Après tout, les changements climatiques sont un moteur de l’accaparement de terres. Et s’il est nécessaire de faire la transparence sur les paiements qui facilitent l’extraction des combustibles fossiles, nous savons bien que nous devrions de toute façon nous garder d’exploiter ces ressources.
Car avec le climat, on ne peut pas tricher, il n’y a pas d’évasion ou d’optimisation qui tienne.
Un accord sur l’évasion fiscale est bénéfique pour la planète et ses habitants. Car lorsqu’elles contournent les règles fiscales, les entreprises contribuent non seulement à creuser les injustices, mais aussi à diminuer les ressources disponibles pour financer les services publics, la lutte contre les changements climatiques et la pauvreté.

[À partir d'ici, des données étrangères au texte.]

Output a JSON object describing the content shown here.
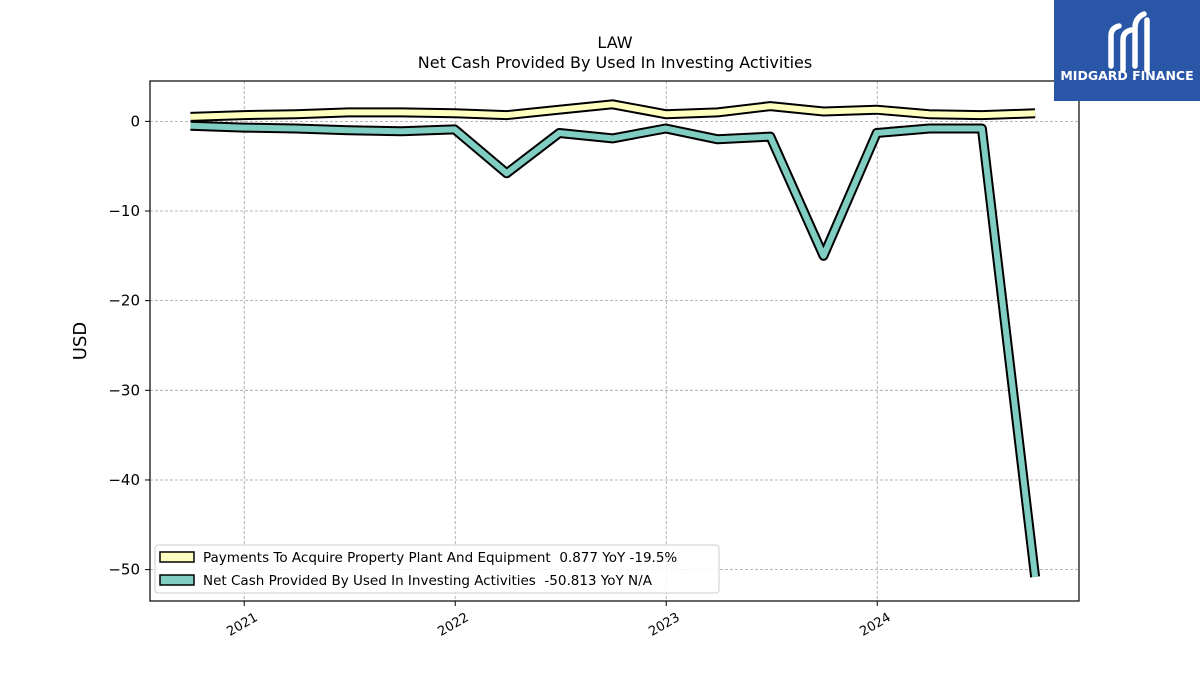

De plus, c’est dans le propre intérêt du G8 que de parvenir à une entente en matière d’évasion fiscale : cela lui permet de montrer qu’il n’est pas totalement inutile dans un monde multipolaire.
De ce côté-là, l’importance du G8 ne fait aucun doute pour le climat. En effet, les pays du G8 sont historiquement responsables de la très grande majorité des émissions mondiales de gaz à effet de serre, et ils restent encore de gros émetteurs. Et s’il faut que tous ceux qui ont une empreinte carbone importante agissent, qu’ils vivent à Manille ou à New York, les pays du G8 ont le devoir de mettre la main à la pâte et à la poche en premier et d’envoyer un signal fort. Cela pourrait briser l’attentisme qui paralyse les négociations internationales sur le climat, et faire comprendre clairement aux marchés et aux investisseurs que les énergies fossiles ne seront pas rentables à long terme.
« Bien sûr, le G8 ne peut pas tout, tout seul »
Bien sûr Monsieur le Président, on n’aurait pas dit mieux… Dans une tribune publiée à quelques jours de l’ouverture du G8, François Hollande a tenu ces sages propos…
Mais concrètement, que fait la France… ?
Le président ne semble guère se soucier du débat en cours en France sur la transition énergétique, ni prêt à infléchir significativement la politique énergétique de son pays. Et il aurait tort de miser un succès à Paris en décembre 2015 quand il prône une réduction de seulement 40% des émissions européennes de gaz à effet de serre à l’horizon 2030, au lieu des 55% requis…
La France a aussi sa part à accomplir.